In general, lease accounting may not be ideal as it increases complexity and
implies the recognition as lease asset. To avoid these implications – for
instance in pay-as-produced contracts – the focus should be on control rights
exclusion. If only some of the lease contract conditions are fulfilled, the
financial instrument accounting options may apply. In such situations, the
applicability of own-use rules should be evaluated as a next step. The contract
is considered outside the scope of IFRS 9 (derivatives) if the contract is not net
cash settled, involves physical power procurement, and the volume specified
does not exceed actual power needs. However, it is still necessary to screen
the agreement for embedded derivatives. For most industrial companies, the
own-use option is very interesting because it reduces fair value measurement
complexity and profit and loss volatility.

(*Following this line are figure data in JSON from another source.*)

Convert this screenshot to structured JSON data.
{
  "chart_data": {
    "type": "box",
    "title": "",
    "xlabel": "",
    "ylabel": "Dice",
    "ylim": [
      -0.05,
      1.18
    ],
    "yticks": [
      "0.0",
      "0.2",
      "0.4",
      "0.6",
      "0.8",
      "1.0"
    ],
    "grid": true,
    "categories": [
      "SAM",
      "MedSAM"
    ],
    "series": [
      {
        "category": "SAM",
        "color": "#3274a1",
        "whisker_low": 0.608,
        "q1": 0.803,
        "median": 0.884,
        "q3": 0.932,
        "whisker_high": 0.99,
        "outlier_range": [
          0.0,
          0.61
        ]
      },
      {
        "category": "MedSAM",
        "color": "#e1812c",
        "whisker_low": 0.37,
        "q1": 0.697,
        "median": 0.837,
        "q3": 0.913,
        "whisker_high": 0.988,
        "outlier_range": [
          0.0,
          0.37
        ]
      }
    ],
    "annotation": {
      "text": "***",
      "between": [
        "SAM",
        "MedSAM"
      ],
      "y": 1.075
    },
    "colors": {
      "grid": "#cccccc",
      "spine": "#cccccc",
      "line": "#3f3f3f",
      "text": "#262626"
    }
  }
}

Risks, opportunities and valuation of PPAs
Understanding the risks and opportunities within PPAs is key to the decision-making process and the Fair Value measurement. It is important to analyze the underlying contract structures regarding volume and pricing and determine the relevant input parameters. The later ones can be difficult to assess and required market data might not be available on short notice. It can therefore be helpful to determine suitable market data providers considering costs and benefits and integration possibilities. At the end a robust valuation solution must be developed that serves as a basis for pre-deal analysis and post-deal valuation for IFRS reporting. Finally, a documentation of the methodology, functionalities and workflows should summarise the overall approach.
Combined competence in sustainable energy: Deloitte and LevelTen
When embarking on the PPA route, a detailed strategy is an essential precondition to conclude a contract in a short time frame. Specialist qualification and experience enable Deloitte experts to offer valuable PPA support to energy and industrial companies, such as:
- cross-functionals workshops to understand the risks and drivers of a PPA,
- accounting support using a contract analysis tool,
- valuation and risk advisory services to develop a tool for IFRS - Fair Value Measurement,
- and audit services.
In a further step to contribute to our climate ambitions, Deloitte has started a collaboration with global renewable energy marketplace provider LevelTen Energy. LevelTen’s market platform for PPAs is based on advanced technology, including data and analytics options. For clients, it represents an attractive pathway to low-carbon energy solutions to actively source PPAs. The combination of Deloitte’s accounting expertise and efficient market access through LevelTen’s offering empower organizations to find the best way forward – towards a more sustainable future of energy.